Distributions of Moran’s I for missing grids of daily DMn were compared using a violin plot that illustrates the distribution of data and quantile simultaneously (Fig. 8). The violin-shaped curved area represents the distribution of data. The black-flatten square in the violin indicates the inter-quantile range between 25%(Q1) and 75%(Q3). The white dot in the black square indicates the median value. A small decrease in median between DMn represents spatial autocorrelation is less affected by the temporal integration period. The reduced variance indicates that the spatial autocorrelation is gradually stable.
Variation of K-function for different integrating periods
The comparison of K-function was made between DM1 and DM5 on March 21, 2018. As mentioned in section 2.4, the spatial point distribution analysis is based on the null hypothesis that the individual point in the region of interest is independent of others and has complete spatial randomness.

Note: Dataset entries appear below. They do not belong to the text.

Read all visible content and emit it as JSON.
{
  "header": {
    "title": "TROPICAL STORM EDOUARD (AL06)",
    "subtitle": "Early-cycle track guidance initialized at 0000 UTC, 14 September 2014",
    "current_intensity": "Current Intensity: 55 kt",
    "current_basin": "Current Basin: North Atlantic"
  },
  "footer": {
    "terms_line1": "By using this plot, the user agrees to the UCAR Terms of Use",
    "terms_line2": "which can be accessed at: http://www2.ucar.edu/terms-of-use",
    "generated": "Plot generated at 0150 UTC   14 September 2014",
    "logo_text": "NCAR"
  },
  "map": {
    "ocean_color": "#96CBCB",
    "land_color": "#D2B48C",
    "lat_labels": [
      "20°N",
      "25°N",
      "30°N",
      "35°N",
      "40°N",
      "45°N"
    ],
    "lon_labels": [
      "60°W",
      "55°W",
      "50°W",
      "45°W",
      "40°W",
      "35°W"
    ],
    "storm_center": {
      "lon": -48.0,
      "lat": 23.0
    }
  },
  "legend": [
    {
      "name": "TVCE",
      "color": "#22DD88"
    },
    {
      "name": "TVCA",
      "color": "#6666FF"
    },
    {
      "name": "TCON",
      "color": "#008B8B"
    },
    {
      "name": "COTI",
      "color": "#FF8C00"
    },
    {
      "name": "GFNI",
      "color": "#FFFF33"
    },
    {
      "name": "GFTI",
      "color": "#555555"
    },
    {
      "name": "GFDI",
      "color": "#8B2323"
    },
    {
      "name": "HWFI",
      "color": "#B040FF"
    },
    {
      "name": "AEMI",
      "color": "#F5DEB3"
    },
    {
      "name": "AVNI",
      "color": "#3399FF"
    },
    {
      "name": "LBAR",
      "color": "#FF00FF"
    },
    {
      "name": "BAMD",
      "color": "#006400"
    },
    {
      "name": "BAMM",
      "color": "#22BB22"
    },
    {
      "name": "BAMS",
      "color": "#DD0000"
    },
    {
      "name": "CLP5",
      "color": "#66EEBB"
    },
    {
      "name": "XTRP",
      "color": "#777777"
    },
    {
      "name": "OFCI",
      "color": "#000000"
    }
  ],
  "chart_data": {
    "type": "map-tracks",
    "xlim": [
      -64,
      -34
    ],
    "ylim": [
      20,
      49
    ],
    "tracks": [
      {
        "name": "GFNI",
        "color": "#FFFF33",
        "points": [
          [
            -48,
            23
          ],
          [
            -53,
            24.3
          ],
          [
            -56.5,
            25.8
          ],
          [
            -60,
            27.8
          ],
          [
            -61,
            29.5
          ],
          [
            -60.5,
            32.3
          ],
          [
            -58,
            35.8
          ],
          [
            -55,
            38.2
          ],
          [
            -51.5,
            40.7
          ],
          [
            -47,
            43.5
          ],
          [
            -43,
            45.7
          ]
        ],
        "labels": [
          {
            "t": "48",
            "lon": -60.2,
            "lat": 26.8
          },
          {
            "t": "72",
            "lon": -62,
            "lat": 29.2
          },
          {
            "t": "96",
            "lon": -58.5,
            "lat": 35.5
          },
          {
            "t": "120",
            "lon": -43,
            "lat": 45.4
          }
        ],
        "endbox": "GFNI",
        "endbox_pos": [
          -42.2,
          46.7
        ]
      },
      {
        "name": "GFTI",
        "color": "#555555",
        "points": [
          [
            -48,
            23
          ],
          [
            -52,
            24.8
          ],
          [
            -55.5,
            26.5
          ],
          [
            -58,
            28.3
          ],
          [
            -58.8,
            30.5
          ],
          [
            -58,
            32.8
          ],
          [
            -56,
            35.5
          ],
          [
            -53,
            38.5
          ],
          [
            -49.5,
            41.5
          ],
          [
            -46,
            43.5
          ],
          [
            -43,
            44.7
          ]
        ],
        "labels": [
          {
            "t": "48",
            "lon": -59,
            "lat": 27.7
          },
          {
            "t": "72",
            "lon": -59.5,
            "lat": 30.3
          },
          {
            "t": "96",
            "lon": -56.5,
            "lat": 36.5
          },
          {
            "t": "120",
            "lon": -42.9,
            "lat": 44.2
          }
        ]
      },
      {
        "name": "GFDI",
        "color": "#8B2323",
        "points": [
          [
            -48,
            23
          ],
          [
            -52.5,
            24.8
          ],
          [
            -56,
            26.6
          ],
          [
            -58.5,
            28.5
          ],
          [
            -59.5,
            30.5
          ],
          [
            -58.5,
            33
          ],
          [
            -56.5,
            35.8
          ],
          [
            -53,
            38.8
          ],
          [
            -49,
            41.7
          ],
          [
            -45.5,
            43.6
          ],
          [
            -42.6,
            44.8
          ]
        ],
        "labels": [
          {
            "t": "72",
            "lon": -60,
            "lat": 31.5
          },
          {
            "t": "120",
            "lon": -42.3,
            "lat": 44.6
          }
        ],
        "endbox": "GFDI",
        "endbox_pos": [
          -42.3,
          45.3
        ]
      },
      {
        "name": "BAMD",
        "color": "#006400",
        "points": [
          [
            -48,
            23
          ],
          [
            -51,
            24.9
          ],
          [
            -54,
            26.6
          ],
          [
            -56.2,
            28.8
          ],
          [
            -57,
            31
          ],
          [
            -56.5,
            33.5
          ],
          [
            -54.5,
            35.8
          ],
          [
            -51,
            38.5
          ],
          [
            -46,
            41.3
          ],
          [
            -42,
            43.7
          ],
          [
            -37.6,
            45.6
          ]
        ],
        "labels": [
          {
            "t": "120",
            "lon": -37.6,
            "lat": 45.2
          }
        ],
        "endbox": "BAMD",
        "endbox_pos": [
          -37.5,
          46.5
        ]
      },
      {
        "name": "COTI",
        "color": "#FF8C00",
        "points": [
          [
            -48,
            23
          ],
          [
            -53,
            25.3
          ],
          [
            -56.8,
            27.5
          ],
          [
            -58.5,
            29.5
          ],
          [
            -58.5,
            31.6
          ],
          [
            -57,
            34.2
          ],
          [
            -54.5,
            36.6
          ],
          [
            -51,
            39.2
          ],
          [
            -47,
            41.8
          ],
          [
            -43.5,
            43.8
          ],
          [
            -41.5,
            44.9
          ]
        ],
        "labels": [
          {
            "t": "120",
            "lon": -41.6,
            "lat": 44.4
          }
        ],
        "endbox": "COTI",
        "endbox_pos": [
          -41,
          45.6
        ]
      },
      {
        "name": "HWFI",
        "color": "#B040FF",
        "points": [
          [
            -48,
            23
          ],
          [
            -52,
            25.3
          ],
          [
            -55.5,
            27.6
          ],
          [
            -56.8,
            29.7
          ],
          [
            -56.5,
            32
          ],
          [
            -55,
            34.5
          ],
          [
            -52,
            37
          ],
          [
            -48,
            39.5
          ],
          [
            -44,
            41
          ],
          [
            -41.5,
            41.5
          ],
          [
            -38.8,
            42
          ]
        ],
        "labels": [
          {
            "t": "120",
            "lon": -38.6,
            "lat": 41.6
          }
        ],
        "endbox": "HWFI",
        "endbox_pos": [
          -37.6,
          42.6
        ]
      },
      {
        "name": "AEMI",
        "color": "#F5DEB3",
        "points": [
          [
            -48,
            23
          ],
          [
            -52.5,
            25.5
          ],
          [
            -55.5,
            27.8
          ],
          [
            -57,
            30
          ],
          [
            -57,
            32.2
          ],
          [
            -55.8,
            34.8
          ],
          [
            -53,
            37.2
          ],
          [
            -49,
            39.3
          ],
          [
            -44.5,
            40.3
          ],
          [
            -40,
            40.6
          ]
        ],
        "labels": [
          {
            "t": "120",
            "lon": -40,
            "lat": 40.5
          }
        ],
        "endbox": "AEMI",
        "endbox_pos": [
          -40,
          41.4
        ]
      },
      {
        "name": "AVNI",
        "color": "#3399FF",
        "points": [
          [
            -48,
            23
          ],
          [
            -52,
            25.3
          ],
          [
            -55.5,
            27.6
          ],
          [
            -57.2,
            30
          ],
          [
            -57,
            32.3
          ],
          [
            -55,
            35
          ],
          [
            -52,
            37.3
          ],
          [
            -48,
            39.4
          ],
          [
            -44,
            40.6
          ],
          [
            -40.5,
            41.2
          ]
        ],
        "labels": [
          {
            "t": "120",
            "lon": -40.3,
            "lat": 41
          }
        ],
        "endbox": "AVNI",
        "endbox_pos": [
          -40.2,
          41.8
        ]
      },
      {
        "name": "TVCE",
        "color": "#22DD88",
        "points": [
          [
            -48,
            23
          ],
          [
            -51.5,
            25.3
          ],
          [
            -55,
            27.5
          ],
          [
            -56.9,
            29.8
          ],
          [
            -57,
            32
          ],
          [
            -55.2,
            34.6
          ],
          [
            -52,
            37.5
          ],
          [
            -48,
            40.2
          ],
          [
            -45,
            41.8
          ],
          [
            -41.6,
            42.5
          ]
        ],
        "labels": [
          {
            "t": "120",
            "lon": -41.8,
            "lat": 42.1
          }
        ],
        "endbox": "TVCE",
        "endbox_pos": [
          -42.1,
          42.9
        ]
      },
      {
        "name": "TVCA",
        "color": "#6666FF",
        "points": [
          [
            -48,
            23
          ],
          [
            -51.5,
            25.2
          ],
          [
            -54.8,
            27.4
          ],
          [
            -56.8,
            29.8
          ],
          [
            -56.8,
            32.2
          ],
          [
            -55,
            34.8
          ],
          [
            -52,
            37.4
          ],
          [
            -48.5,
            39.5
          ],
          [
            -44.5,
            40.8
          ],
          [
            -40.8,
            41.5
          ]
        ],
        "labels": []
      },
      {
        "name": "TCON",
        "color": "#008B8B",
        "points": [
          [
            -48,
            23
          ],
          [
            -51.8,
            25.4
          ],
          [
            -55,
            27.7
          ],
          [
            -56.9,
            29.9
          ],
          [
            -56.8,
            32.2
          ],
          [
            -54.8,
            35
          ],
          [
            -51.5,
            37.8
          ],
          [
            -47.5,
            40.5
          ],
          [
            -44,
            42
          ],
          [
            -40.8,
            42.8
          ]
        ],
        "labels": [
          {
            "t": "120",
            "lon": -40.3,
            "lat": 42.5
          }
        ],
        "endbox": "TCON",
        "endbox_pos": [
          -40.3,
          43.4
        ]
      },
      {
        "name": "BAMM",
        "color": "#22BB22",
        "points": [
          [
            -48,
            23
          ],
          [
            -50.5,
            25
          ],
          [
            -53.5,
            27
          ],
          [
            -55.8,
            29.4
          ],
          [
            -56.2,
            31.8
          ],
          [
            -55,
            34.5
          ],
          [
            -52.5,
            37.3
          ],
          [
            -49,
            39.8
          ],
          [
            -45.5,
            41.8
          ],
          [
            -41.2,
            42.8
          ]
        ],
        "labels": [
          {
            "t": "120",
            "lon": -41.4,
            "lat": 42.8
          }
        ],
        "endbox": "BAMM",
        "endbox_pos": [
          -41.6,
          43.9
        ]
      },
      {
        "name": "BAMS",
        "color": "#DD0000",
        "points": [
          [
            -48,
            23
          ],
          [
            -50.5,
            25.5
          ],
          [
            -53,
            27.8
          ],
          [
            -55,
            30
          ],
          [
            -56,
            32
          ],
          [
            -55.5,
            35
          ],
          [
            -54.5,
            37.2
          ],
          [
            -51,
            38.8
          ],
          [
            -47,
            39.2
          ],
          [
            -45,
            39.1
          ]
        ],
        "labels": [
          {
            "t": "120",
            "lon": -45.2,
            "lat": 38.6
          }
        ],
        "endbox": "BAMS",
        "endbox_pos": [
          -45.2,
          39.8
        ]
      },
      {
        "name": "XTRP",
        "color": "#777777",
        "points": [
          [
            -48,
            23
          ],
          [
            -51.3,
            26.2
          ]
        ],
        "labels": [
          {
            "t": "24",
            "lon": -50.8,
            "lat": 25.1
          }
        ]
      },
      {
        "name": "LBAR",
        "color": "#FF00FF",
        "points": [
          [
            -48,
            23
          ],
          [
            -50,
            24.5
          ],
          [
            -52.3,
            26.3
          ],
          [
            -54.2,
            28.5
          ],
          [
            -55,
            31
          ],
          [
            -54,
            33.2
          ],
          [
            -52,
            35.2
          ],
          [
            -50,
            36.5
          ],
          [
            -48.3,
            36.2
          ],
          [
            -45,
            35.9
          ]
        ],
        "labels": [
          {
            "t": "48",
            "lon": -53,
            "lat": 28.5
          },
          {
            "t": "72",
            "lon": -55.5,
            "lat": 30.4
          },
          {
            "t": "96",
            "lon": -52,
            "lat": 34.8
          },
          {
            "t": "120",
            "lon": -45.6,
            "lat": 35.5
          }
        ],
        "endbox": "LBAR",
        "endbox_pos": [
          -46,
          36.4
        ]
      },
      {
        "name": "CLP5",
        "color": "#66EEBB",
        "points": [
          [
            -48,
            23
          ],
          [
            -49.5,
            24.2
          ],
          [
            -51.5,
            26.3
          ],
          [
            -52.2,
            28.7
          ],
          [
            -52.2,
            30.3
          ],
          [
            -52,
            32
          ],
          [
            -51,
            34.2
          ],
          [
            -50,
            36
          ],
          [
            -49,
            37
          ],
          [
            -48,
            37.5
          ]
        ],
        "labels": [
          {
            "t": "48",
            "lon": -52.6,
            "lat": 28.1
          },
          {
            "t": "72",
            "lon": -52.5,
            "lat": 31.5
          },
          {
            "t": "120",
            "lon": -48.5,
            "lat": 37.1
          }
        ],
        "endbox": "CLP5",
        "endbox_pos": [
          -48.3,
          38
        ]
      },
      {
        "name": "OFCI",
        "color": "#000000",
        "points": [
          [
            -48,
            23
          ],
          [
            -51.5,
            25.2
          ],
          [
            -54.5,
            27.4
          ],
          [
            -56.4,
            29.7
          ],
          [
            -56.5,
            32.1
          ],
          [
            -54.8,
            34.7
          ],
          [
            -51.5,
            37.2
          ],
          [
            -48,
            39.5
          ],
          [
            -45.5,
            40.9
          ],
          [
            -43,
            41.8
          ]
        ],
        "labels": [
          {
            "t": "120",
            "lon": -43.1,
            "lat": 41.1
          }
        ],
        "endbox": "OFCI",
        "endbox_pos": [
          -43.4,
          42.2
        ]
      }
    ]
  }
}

The observations K of DM1 values are greater than those of theoretic CSR values on every two points’ distance r when the missing prevails overall sea (Fig. 9). Thus the spatial distribution is determined as clustered and not in a random state. Likewise, DM5 also shows clustered distribution and none of the randomness.
Seasonality of MR
Periodical trends were found in every time-series plot (Figs. 3, 6 and 7). The Periodogram was used to detect superior frequency and period, representing seasonality. Three frequencies were detected through F-values and F-critical values.
F-test and Whittle-test were made for the three frequencies (Table 3). The seasonal periods, the value of inversed superior frequencies, were a year, half-year, and a quarter. Because every observed of the three periods was above the critical g-value of 0.016, the null hypothesis of none-seasonality is rejected, and they are considered as significant periods which are representative of seasonality.
4. Summary & Conclusions
This note described how missing grids are distributed in amount, spatial pattern, and seasonality aspects. We also answered three questions 1) what is the optimal choice to reduce the missing ratio 2) do the missing grids randomly distributed without pattern 3) Whether the missing ratio has seasonality and what is the interval.
The missing grids of GOCI-1 satellite images are caused by high aerosol ratio, atmospheric correction failure, clouds, and others. The average MR of GOCI-I chlorophyll product was approximate 80±15%. A comparison between temporal and spatial integration was made to reduce the MR. Consequently, temporal integration is revealed as a better method than spatial one. The five-days temporal integration reduced the number of missing data by 20% significantly while spatial integration was not practical where it reduced the missing data by 40 to 60%. The spatial distribution of missing grids was analyzed through Moran’s I, a spatial autocorrelation index, and Ripley K, a spatial distribution function. Both methods are based on the null hypothesis of complete spatial random (CSR). The test result shows that the null hypothesis is rejected and reveals that the missing pattern is not random but clustering weakly. The seasonality of MR and its significant period was confirmed through Fisher G-test. The result shows the MR has yearly, half-yearly, and quarter-yearly component exists. In the future study, we plan to generate the complete chlorophyll product where the missing at sea is filled, considering estimation error, with a week-level resolution and 250m or less spatial resolution using the GOCI-I product based on the result of this report.